Rameau had a long career as an opera composer even though he only got started once he'd reached the age of fifty. In the course of his remaining thirty years, he followed a path that we'd find familiar, the young radical becoming, over time, the old reactionary.
Yesterday's Dardanus, with the SCO, is from the earlier part of his career while tonight's Les Boreades dates from the very end, when the composer was in his eighties. As you might expect, questions about fashion are entirely absent, in style and in quality the later work matches the earlier one. Actually, though, one drawback about making suites from the operas' dance movements is that one ends up with an album a bit like in the heyday of pop music, when bands would release a couple of tracks as singles, and you'd weigh up whether you get better value for money buying the singles or waiting for the album. I mention it because the singles in Boreades would be the astonishing Contredanse en rondeau and the ebullient closing Contredanses très vives.
Sir Roger Norrington is of a similar vintage to that later Rameau, and of course he brings a wealth of experience and knowledge to the performances he directs. What was most interesting, though, about the two Rameau outings was to observe that 'historically-informed' leaves plenty of room for the director's interpretation. Where Haïm brought elemental vigour, Norrington brought serenity and polish, the two orchestras sounding distinctively different in consequence. Nowhere was that serenity and polish more evident than in the first Contredanse, which he moulded into an exquisite demonstration of dynamic range as a dramatic resource. The second one, meanwhile, puts one in mind of another elderly composer's final fling — the closing of Verdi's Falstaff in its irrepressible joie de vivre.
Less than thirty years separate Rameau's Boreades from Haydn's Paris symphonies – a neat bit of programming, by the way, to fall in with the Royal Scottish National Orchestra 's season-long Auld Alliance theme – yet the intellectual gulf is enormous. The orchestral forces are fairly similar. Surprisingly, perhaps, the Rameau featured two clarinets, which Haydn does not employ. Otherwise, Norrington had the woodwinds stood at either side as for the Rameau, with two more double basses centre-back, now either side of the harpsichord, which remained on stage.

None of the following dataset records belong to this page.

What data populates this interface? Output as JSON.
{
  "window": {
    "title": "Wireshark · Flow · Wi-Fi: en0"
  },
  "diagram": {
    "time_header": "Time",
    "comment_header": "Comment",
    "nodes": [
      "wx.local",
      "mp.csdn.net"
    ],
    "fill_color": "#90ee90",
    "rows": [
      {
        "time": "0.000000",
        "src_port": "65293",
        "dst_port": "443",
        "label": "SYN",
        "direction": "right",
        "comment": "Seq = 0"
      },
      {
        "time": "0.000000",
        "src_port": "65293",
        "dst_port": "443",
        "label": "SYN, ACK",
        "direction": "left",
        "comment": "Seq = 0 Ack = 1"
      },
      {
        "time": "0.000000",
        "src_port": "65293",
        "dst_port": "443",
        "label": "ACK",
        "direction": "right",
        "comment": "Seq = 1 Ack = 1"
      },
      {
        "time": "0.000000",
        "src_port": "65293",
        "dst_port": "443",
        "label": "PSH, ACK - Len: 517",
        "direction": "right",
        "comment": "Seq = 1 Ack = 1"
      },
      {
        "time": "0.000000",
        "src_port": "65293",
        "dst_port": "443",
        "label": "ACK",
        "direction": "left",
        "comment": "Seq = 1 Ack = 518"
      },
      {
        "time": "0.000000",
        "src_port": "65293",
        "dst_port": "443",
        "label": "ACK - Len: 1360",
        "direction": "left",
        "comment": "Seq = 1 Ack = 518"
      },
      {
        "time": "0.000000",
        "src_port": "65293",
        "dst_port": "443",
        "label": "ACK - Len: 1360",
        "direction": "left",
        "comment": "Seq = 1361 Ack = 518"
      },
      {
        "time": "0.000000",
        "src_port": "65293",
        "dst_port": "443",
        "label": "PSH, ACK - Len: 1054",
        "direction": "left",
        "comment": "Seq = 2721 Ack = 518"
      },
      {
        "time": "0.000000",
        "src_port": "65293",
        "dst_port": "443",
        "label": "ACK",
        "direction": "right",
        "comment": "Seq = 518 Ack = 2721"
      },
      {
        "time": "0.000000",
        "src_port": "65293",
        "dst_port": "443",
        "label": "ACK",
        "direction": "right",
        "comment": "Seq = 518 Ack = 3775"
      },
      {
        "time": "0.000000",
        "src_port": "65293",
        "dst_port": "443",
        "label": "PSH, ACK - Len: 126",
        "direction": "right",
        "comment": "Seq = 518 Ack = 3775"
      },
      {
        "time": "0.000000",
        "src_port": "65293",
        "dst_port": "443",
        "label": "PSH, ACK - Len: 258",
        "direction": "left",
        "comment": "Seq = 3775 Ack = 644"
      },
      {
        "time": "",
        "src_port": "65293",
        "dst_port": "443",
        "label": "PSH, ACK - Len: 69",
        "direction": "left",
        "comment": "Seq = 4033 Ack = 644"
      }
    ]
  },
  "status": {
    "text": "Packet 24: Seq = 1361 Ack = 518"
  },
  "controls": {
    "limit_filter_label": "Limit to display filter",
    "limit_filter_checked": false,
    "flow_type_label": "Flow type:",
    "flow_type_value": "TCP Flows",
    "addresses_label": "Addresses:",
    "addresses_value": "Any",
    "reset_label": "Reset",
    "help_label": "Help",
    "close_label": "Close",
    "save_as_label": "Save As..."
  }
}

While it is fair to say that a suite from an opera and a symphony is not comparing like with like, it is nevertheless fascinating to hear how quickly the classical style had evolved, even though the thought about Rameau the reactionary acknowledges that other developments were already in train. Haydn's score boasts all the practical skill and inventive musicianship that marks his mature style, alongside, needless to say, the witty élan which Norrington seems particularly to relish.
In what was definitely a concert of two halves – almost of two orchestras, one might say — the stage was rearranged for the Brahms in order to accommodate a vastly expanded string section complemented by quadruple woodwinds in the same setup as that used by Norrington on his previous visit with the RSNO for Schumann's Second Symphony. That is, the double basses were elevated at the centre-back to great effect where one is accustomed to seeing the percussion section arrayed.
Spectacular though the forces were, the Brahms was a bit of an anti-climax. The typical density of Brahms' orchestral textures is vulnerable to becoming muddied should the ensemble slip even slightly out of perfect synchronization, and one might suspect that rehearsing in effect two orchestras led to a bit of a loss of focus. Nevertheless, those peak moments that make Brahms so beloved were undeniably impressive at this scale.